At this point, I was still extremely intoxicated and incoherent. Because of this, Jeff treated me as if I were a problem instead of a patient. Frustrated, I told them that I needed to be tested right away because the drug was leaving my system, but they made me wait at least an hour before they took a blood sample. After another hour, I became increasingly agitated and told Jeff that I couldn’t wait any longer; I was still panicking and feared that I was given some kind of poison.
Finally, after at least two hours and much more frustration, Jeff offered me a cup for a urine test. I had already urinated at the hospital at least once and possibly once at the bar. I asked him why he didn’t offer me a urine test when I first checked in, and he responded with a shrug and a smug smile. As of this morning, Palomar Medical Center still cannot tell me the results of these tests.
Obviously, neither KAABOO or MGM is to blame for this incident. Shitty people are everywhere, from music festivals to nightclubs to frat houses. But so are good people. I can’t articulate how grateful I am for the staff at The Pillbox. They realized that something was wrong and, instead of kicking me out of the establishment like the drugged-up person that I was at the time, they helped me get to safety. I’m also beyond thankful that my family drove to pick me up and take me to the hospital, no matter how useless that visit might have been.
If you or anyone you know was drugged at this event, report it to the San Diego County Sheriff’s Department.
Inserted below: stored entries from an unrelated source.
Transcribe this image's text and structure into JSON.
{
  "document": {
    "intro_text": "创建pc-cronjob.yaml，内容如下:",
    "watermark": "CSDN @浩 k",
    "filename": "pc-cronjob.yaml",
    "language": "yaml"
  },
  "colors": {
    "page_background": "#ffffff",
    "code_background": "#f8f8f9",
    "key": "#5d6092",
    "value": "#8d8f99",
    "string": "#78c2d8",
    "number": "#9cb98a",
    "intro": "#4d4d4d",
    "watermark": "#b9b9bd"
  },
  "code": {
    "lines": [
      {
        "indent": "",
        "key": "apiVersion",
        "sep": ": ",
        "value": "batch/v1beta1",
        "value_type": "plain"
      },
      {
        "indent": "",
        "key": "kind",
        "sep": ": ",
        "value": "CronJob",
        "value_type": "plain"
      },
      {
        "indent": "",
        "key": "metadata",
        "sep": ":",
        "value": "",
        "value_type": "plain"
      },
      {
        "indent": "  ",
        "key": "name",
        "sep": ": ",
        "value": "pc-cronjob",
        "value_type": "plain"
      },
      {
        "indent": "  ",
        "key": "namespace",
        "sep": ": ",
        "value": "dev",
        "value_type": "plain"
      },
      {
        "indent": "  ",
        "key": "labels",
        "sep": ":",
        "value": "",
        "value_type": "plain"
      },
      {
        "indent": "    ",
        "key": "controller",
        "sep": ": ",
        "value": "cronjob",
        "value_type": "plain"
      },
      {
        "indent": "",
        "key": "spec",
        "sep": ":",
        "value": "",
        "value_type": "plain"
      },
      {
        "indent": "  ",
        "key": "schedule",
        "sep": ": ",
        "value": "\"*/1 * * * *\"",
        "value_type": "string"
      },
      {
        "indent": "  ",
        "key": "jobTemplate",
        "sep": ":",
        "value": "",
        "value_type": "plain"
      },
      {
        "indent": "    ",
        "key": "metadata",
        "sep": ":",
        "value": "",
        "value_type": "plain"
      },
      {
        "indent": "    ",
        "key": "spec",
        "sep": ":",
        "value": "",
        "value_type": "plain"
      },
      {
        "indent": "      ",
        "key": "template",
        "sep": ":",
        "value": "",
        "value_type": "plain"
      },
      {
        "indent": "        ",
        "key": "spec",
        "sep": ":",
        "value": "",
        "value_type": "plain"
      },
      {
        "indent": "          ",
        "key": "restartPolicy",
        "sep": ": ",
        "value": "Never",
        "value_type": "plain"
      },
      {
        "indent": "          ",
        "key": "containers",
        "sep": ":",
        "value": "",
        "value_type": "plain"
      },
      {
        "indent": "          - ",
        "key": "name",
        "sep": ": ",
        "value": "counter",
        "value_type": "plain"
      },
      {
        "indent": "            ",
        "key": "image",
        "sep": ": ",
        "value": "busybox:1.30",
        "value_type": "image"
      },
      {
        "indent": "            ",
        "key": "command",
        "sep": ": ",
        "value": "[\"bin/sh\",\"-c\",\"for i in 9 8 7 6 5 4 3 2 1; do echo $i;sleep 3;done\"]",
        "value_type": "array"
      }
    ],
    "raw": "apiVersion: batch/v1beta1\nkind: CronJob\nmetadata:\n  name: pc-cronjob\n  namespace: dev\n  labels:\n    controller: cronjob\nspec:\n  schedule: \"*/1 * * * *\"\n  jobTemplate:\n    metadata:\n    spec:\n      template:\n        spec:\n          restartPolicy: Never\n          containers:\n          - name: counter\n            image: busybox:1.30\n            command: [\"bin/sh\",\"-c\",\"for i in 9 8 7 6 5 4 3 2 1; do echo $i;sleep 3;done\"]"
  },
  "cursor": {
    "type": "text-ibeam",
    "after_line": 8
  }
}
If I’m correct and this happened to me while I was in the VIP section, there are fewer than a hundred people who could have done this. I don’t imagine it would take much to dig up a list of who had been admitted to that area. As far as I can tell, I was not attacked or assaulted while I was blacked out, but that might not be the case for anyone else who went through this. This happens more often than we know or would like to admit. Through sharing our experiences and prosecuting those who think this is acceptable, perhaps we can put an end to this inhuman behavior.